While the project had been planned for several years, it took on greater significance when a series of powerful winter storms further eroded the project area. (Additional sand was placed to fill in newly-eroded areas.)

Heavy equipment moves a section of pipe along the beach. USACE PHOTO

In 2016, the New York District completed an interim project placing sand in Downtown Montauk under a different contract until FIMP was underway ─ a 100 percent federally-funded project through the Disaster Relief Appropriations Act of 2013 (P.L. 113-2) providing resources to restore areas of the New York and New Jersey shoreline damaged after Hurricane Sandy in 2012.

Storm History

Historically, Montauk, which juts out into the Atlantic Ocean, has been pounded by hurricanes and nor’easters traveling up the East Coast of the U.S. In fact, the ‘Great Hurricane of 1938’ completely devastated Montauk’s fishing village; after which Downtown Montauk was relocated a mile south to its current position. Eighty-five years ago there were no weather satellites/technology tracking storms, just reports from ships at sea (sometimes ignored). As a result, residents had just a few hours warning, when reports of storm conditions in Atlantic City, New Jersey ─ 200 miles to the south ─ came in.
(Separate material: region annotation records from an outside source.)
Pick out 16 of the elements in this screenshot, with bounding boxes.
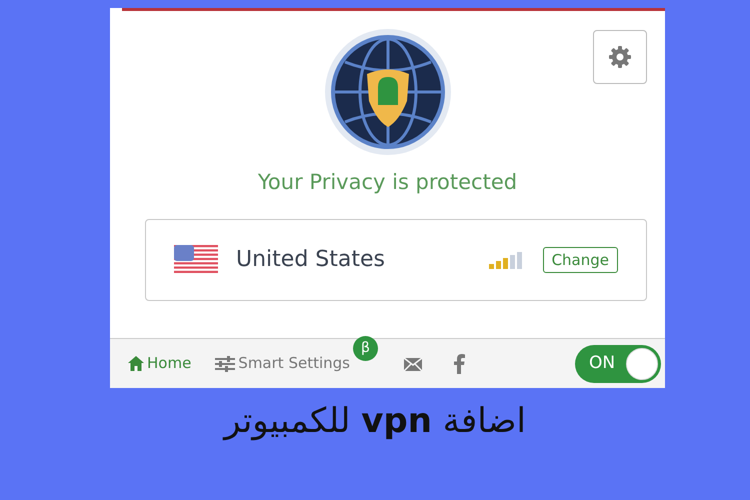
- change-button[interactable]: Change: [542, 246, 618, 272]
- nav-link[interactable]: Home: [128, 352, 192, 375]
- mail-icon[interactable]: [404, 358, 422, 371]
- settings-button[interactable]: [593, 30, 647, 84]
- home-icon: [128, 356, 144, 371]
- privacy-status: Your Privacy is protected: [256, 169, 518, 196]
- facebook-icon[interactable]: [454, 354, 465, 374]
- globe-shield-icon: [324, 29, 450, 155]
- flag-icon: [174, 244, 218, 274]
- nav-link[interactable]: Smart Settings: [215, 352, 350, 375]
- beta-badge: β: [352, 336, 378, 362]
- country-name: United States: [236, 246, 386, 274]
- on-off-toggle[interactable]: ON: [575, 344, 661, 382]
- signal-strength-icon: [488, 250, 523, 268]
- settings-icon: [608, 45, 632, 69]
- sliders-icon: [215, 356, 236, 372]
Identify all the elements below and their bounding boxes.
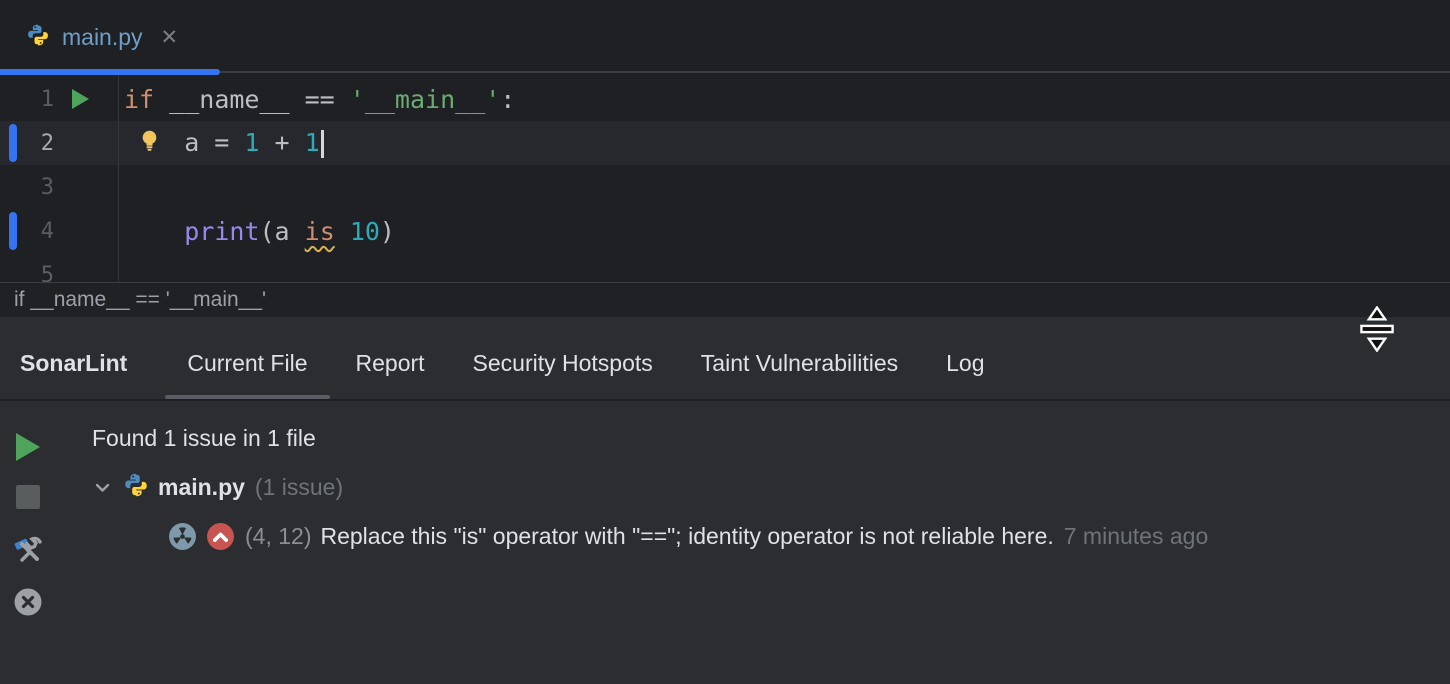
token-indent bbox=[124, 217, 184, 246]
code-line-4[interactable]: 4 print(a is 10) bbox=[0, 209, 1450, 253]
token-main-string: '__main__' bbox=[350, 85, 501, 114]
summary-row: Found 1 issue in 1 file bbox=[0, 414, 1450, 463]
sonarlint-tool-window: SonarLint Current File Report Security H… bbox=[0, 317, 1450, 684]
gutter-change-bar bbox=[9, 212, 17, 250]
line-number-2[interactable]: 2 bbox=[41, 131, 54, 156]
token-if: if bbox=[124, 85, 154, 114]
issue-message: Replace this "is" operator with "=="; id… bbox=[320, 523, 1053, 550]
issue-row[interactable]: (4, 12) Replace this "is" operator with … bbox=[0, 512, 1450, 561]
tab-title: main.py bbox=[62, 24, 143, 51]
line-number-5[interactable]: 5 bbox=[41, 263, 54, 283]
run-icon[interactable] bbox=[72, 89, 89, 109]
chevron-down-icon[interactable] bbox=[92, 477, 113, 498]
tab-taint-vulnerabilities[interactable]: Taint Vulnerabilities bbox=[677, 327, 922, 399]
token-number-10: 10 bbox=[350, 217, 380, 246]
lightbulb-icon[interactable] bbox=[139, 130, 160, 157]
tab-current-file[interactable]: Current File bbox=[163, 327, 331, 399]
token-paren-close: ) bbox=[380, 217, 395, 246]
tab-main-py[interactable]: main.py ✕ bbox=[0, 0, 220, 75]
token-plus: + bbox=[259, 128, 304, 157]
tab-close-icon[interactable]: ✕ bbox=[161, 25, 179, 50]
code-smell-icon bbox=[168, 522, 197, 551]
file-node-name: main.py bbox=[158, 474, 245, 501]
tool-window-header: SonarLint Current File Report Security H… bbox=[0, 317, 1450, 401]
token-number-1b: 1 bbox=[305, 128, 320, 157]
line-number-1[interactable]: 1 bbox=[41, 87, 54, 112]
breadcrumb-bar: if __name__ == '__main__' bbox=[0, 282, 1450, 317]
tool-window-content: Found 1 issue in 1 file main.py (1 issue… bbox=[0, 401, 1450, 682]
editor-tab-bar: main.py ✕ bbox=[0, 0, 1450, 75]
line-number-3[interactable]: 3 bbox=[41, 175, 54, 200]
tab-report[interactable]: Report bbox=[332, 327, 449, 399]
token-colon: : bbox=[500, 85, 515, 114]
code-line-1[interactable]: 1 if __name__ == '__main__': bbox=[0, 77, 1450, 121]
code-line-5[interactable]: 5 bbox=[0, 253, 1450, 282]
token-name-eq: __name__ == bbox=[154, 85, 350, 114]
issue-location: (4, 12) bbox=[245, 523, 311, 550]
code-line-3[interactable]: 3 bbox=[0, 165, 1450, 209]
code-editor[interactable]: 1 if __name__ == '__main__': 2 a = 1 + 1… bbox=[0, 75, 1450, 282]
breadcrumb[interactable]: if __name__ == '__main__' bbox=[14, 288, 266, 312]
text-caret bbox=[321, 130, 324, 158]
token-is-warning: is bbox=[305, 217, 335, 246]
python-file-icon bbox=[26, 23, 50, 52]
gutter-separator bbox=[118, 75, 119, 282]
token-paren-a: (a bbox=[259, 217, 304, 246]
critical-severity-icon bbox=[206, 522, 235, 551]
clear-circle-x-icon[interactable] bbox=[13, 587, 43, 617]
file-issue-count: (1 issue) bbox=[255, 474, 343, 501]
tab-log[interactable]: Log bbox=[922, 327, 1008, 399]
summary-text: Found 1 issue in 1 file bbox=[92, 425, 316, 452]
python-file-icon bbox=[123, 472, 149, 504]
code-line-2[interactable]: 2 a = 1 + 1 bbox=[0, 121, 1450, 165]
line-number-4[interactable]: 4 bbox=[41, 219, 54, 244]
file-node-row[interactable]: main.py (1 issue) bbox=[0, 463, 1450, 512]
gutter-change-bar bbox=[9, 124, 17, 162]
token-print: print bbox=[184, 217, 259, 246]
issue-timestamp: 7 minutes ago bbox=[1064, 523, 1208, 550]
issues-tree: Found 1 issue in 1 file main.py (1 issue… bbox=[0, 414, 1450, 561]
tool-window-title: SonarLint bbox=[20, 350, 127, 377]
tab-security-hotspots[interactable]: Security Hotspots bbox=[449, 327, 677, 399]
token-number-1a: 1 bbox=[244, 128, 259, 157]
Heavy equipment moves sand into place to fit the design profile of the beach. USACE PHOTO
Public Engagement

Several months prior to construction, a local school district reached out to the New York District seeking community involvement.

Jody Kennedy, a recently-retired digital arts teacher in New York volunteering for The Montauk School ─ a K-8 public institution where students were writing and creating a video about the project ─ requested the Army Corps visit the school. New York’s Public Affairs Office responded, delivering an interactive presentation in early March to 100+ students, teachers and administrators just as the project was concluding.

Kennedy noted: “The Army Corps program was really great. The kids were engaged throughout and learned a great deal about how sand is dredged and placed on the shoreline. It was a 360-degree win: Good for the kids, good for the school, good for the community, and good for the Army Corps of Engineers.”

After sand placement, Downtown Montauk has a wider, more resilient shoreline that will reduce flood risk from severe storms and tidal surges to people, homes and infrastructure. USACE PHOTO

Kay Tyler, executive director of Concerned Citizens of Montauk, a nonprofit working to protect the unique environment and ecology of the local area whose children also attend the school, commented: “This project [Downtown Montauk] is critical to buying us more time to find a more permanent solution for our Hamlet by restoring our coastline and reducing flood risk to many essential local businesses in Downtown Montauk. We’re thankful that the Army Corps of Engineers has provided us a greater measure of protection from more frequent and increasingly severe storms with higher tidal surges that impact Montauk every year.”